Почему-то ему захотелось умереть, он понял, что все в его жизни уже прошло, и все, что мог, он уже взял о жизни, и даже упал в глазах своего сына, бросившись в греховные объятия то ли его жены, то ли любовницы. «И все же он меня поймет и простит», – подумал дядя Абрам.
Перед отъездом он оставил все свои деньги Соне, забрав только немного денег на обратную дорогу и водку, а еще он оставил ей письмо для своего сына. В письме он каялся и просил у него прощения.
«Мне трудно понять, как все это произошло, – писал в письме дядя Абрам, – но думаю, ты испытал что-то подобное, когда дал согласие на жизнь с ней и ее мужем, то есть добровольно пошел на собственное унижение!
Дорогой мой сын, я как и ты оказался в плену у страсти, я превратился в зверя, но нисколько не жалею об этом! После всего, что произошло, мне трудно возвращаться к твоей старой и уже порядком уставшей от меня матери.

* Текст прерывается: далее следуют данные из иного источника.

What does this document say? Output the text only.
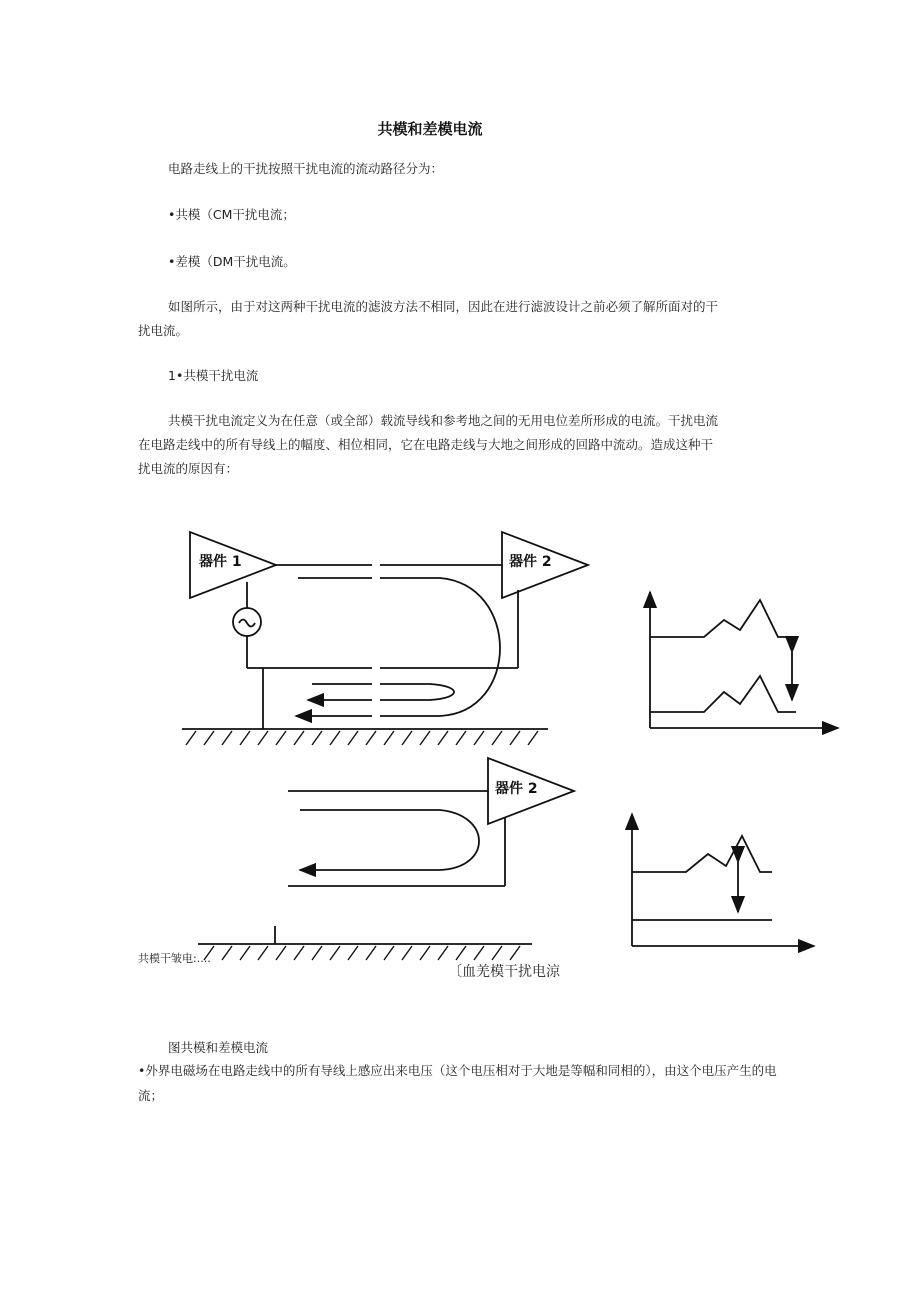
共模和差模电流
电路走线上的干扰按照干扰电流的流动路径分为：
•共模（CM干扰电流；
•差模（DM干扰电流。
如图所示，由于对这两种干扰电流的滤波方法不相同，因此在进行滤波设计之前必须了解所面对的干
扰电流。
1•共模干扰电流
共模干扰电流定义为在任意（或全部）载流导线和参考地之间的无用电位差所形成的电流。干扰电流
在电路走线中的所有导线上的幅度、相位相同，它在电路走线与大地之间形成的回路中流动。造成这种干
扰电流的原因有：
器件 1	器件 2
器件 2
共模干皱电:....
〔血羌模干扰电涼
图共模和差模电流
•外界电磁场在电路走线中的所有导线上感应出来电压（这个电压相对于大地是等幅和同相的），由这个电压产生的电
流；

Последнее время мы живем как два доживающих зверя, мы привыкли друг к другу и терпим друг друга, потому что знаем, что уже ничего в нашей жизни не будет!
Но когда я почувствовал Соню, я понял что это в моей жизни еще может быть, но одновременно я понял и другое, что никогда не буду тебе соперником и врагом!
Да, я оступился, но это случилось только раз, один-единственный раз, и он остался на всю жизнь в моей памяти как может быть последнее напоминание о моей юности, о тех светлых днях, которые я уже никогда не верну!
Мой мальчик, я понимаю теперь, что ты неспроста стал рабом этой безумной женщины! Ее нельзя назвать коварной, она такая, какая есть!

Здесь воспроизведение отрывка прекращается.